Entzugsbehandlungen
Die langfristigen Erfolge von Drogen-Entzugsbehandlungen werden allgemein überschätzt. Nicht der Entzug ist schwierig, sondern nie mehr rückfällig zu werden. Wichtiger als Abstinenz ('Drogenfreiheit') ist das Leben selber und einen Weg zu finden, seine Sachen anzupacken! Entzug und Therapie ist oft Vorwand und Entschuldigung, die drängendsten Probleme nicht anzugehen: 'Ich mache ja jetzt eine Therapie' aber verliere deswegen die Wohnung, den Job ...Ambulante Entzüge sind möglich und gegenüber stationären Behandlungen langzeitig nicht unterlegen. Eine ambulante Entzugsbehandlung empfiehlt sich vor allem für berufstätige Patienten und solche, deren Umfeld und soziales Netz nicht nur von Drogen bestimmt sind.

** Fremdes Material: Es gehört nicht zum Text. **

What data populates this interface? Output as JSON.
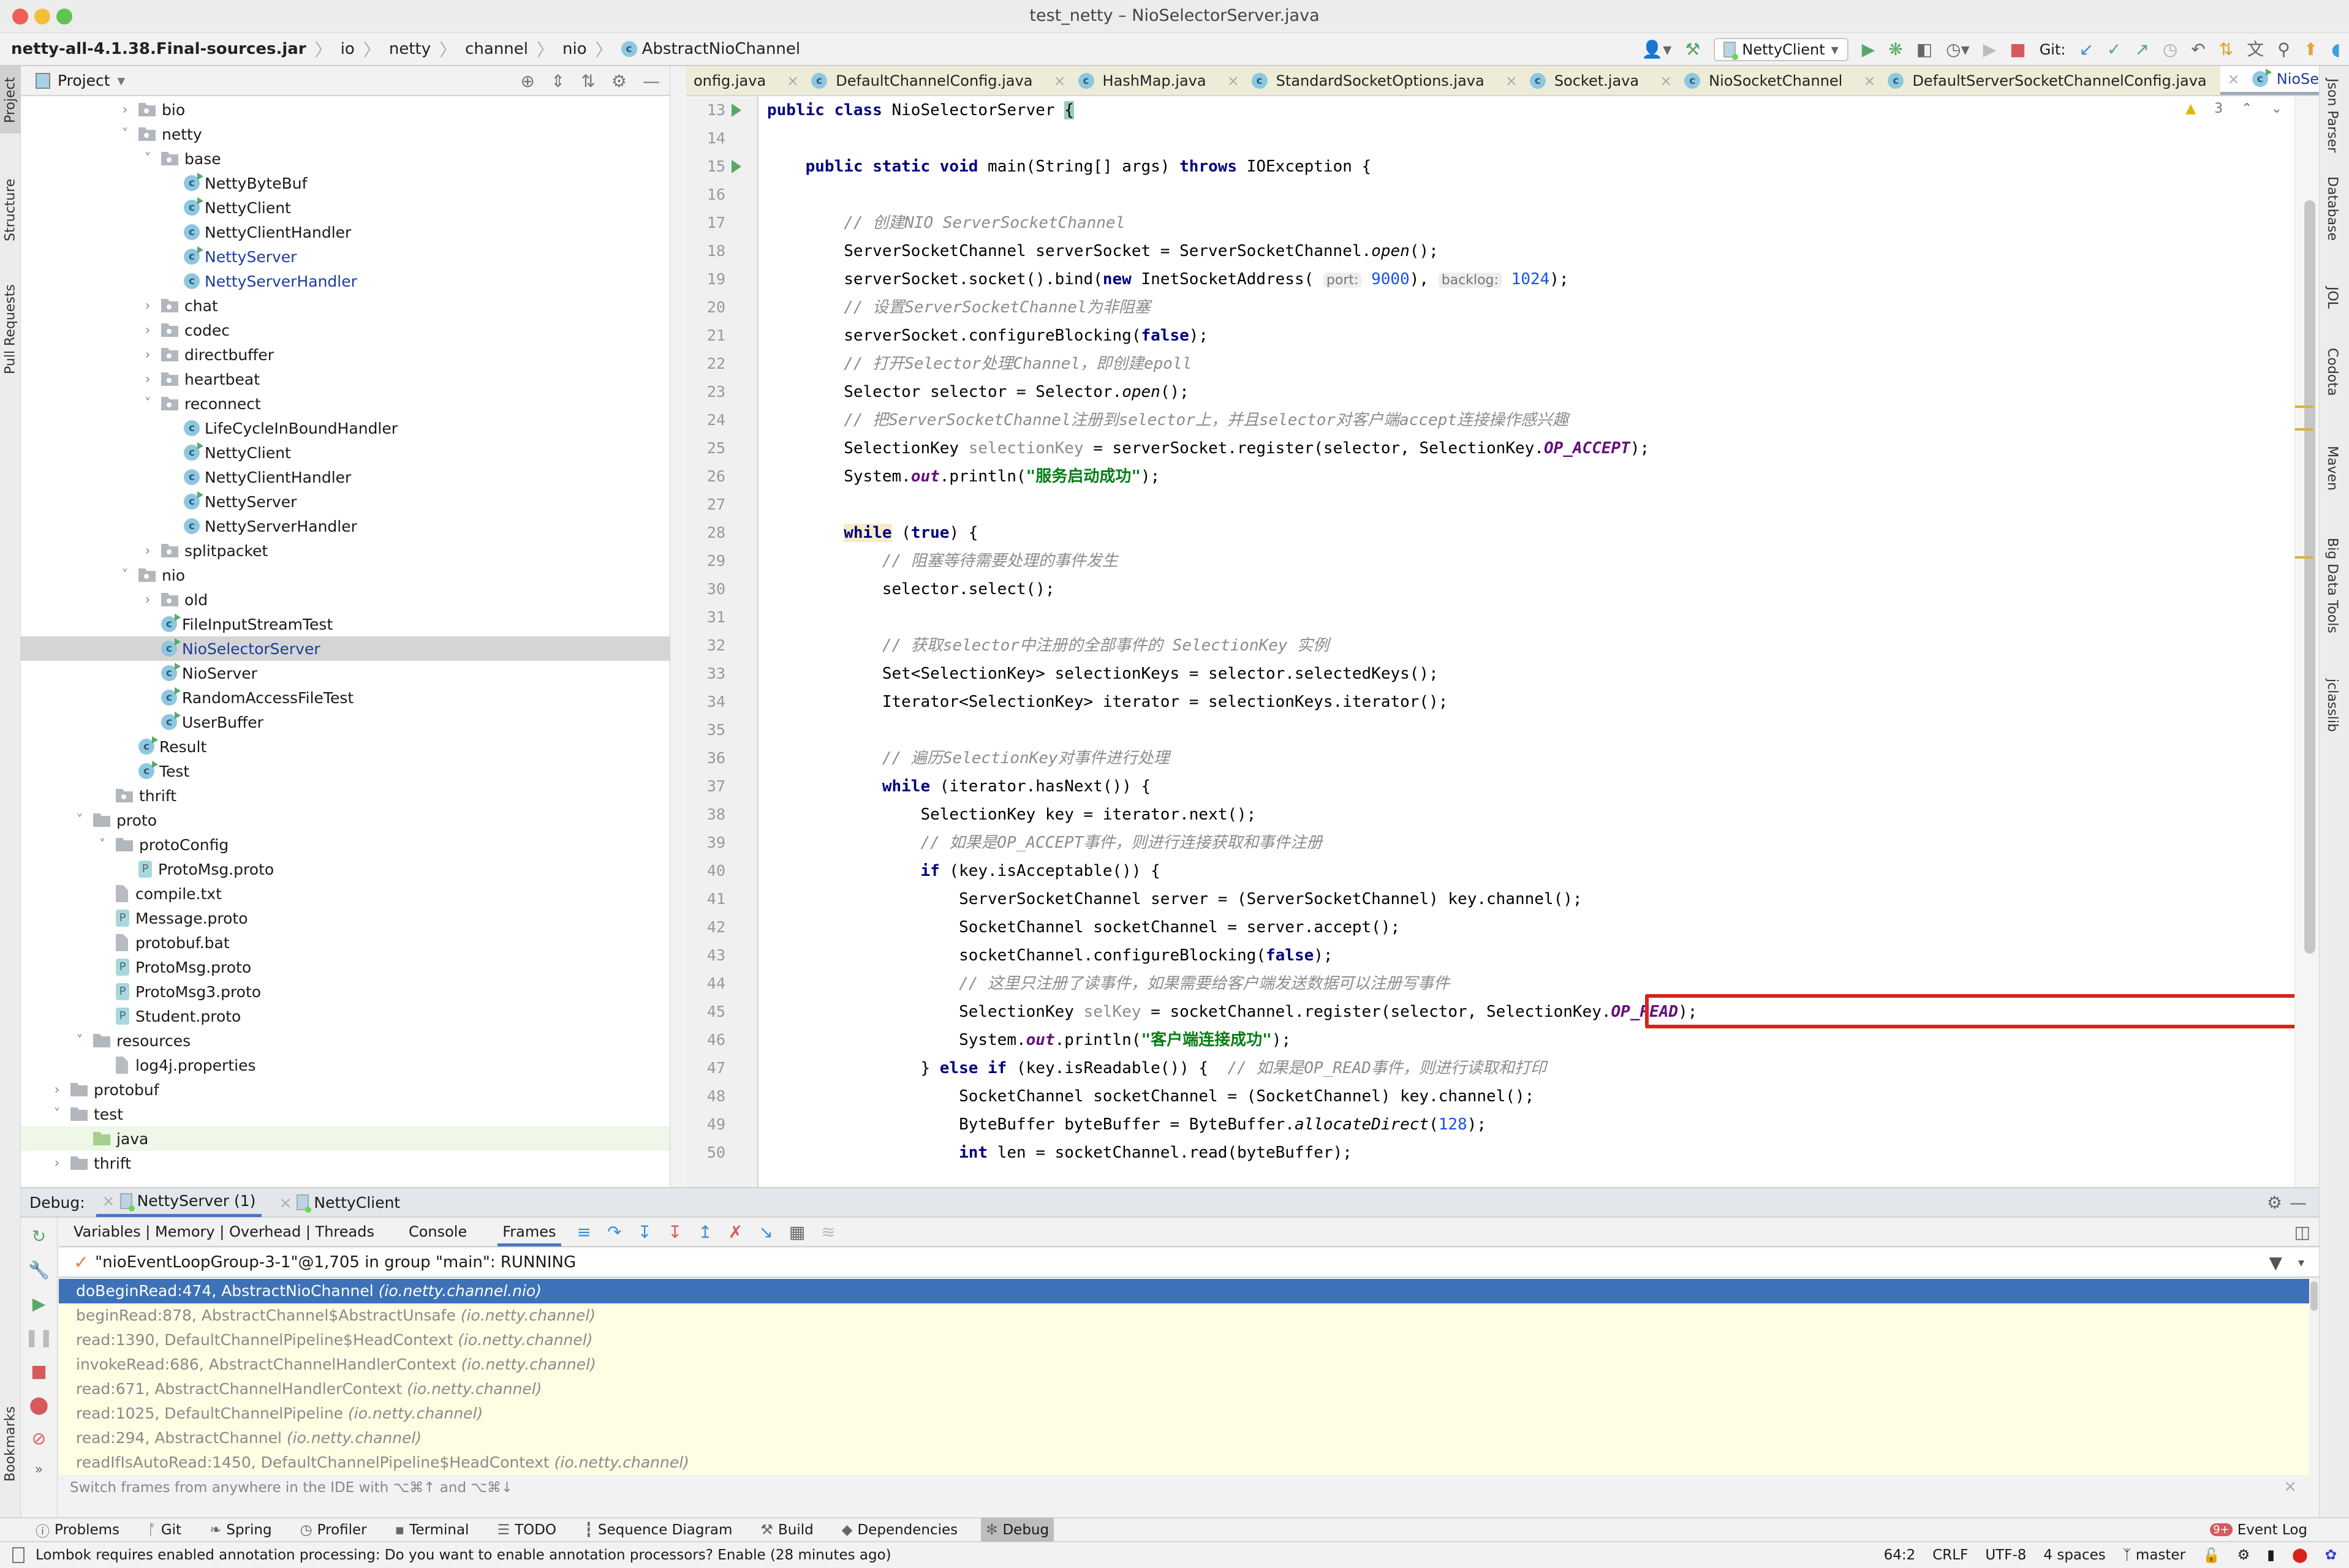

Methadonabbau: Wegen seiner langen Halbwertszeit ist Methadon für kurze Anwendungen, als Überbrückung oder zum Entzug nicht ideal. Wenn Sie entziehen oder die Dosis abbauen wollen empfehlen wir, die Dosis langsam abzubauen.
Methadonerhaltungsbehandlung (→ Merkblatt (PDF)): Langfristig am erfolgreichsten ist eine hochdosierte, anhaltende Methadonbehandlung. Wenn Sie fast ein Jahr lang oder besser noch viel länger nichts mehr anderes genommen haben und auch sonst ihr Leben wieder besser stimmt, können Sie Methadon über viele Monate langsam, praktisch ohne Entzugsbeschwerden abbauen. Methadon ist am erfolgreichsten, wenn es genügend lange, also für viele Jahre eingenommen wird.
Naltrexon (Nemexin® / Naltrexin®) (→ Merkblatt (PDF)) ist ein Opioidantagonist. Es blockiert die Wirkung von Opioiden wie Heroin, Morphin und Methadon an ihren Wirkorten im Hirn, Rückenmark und Darm. Wir empfehlen Naltrexon nicht.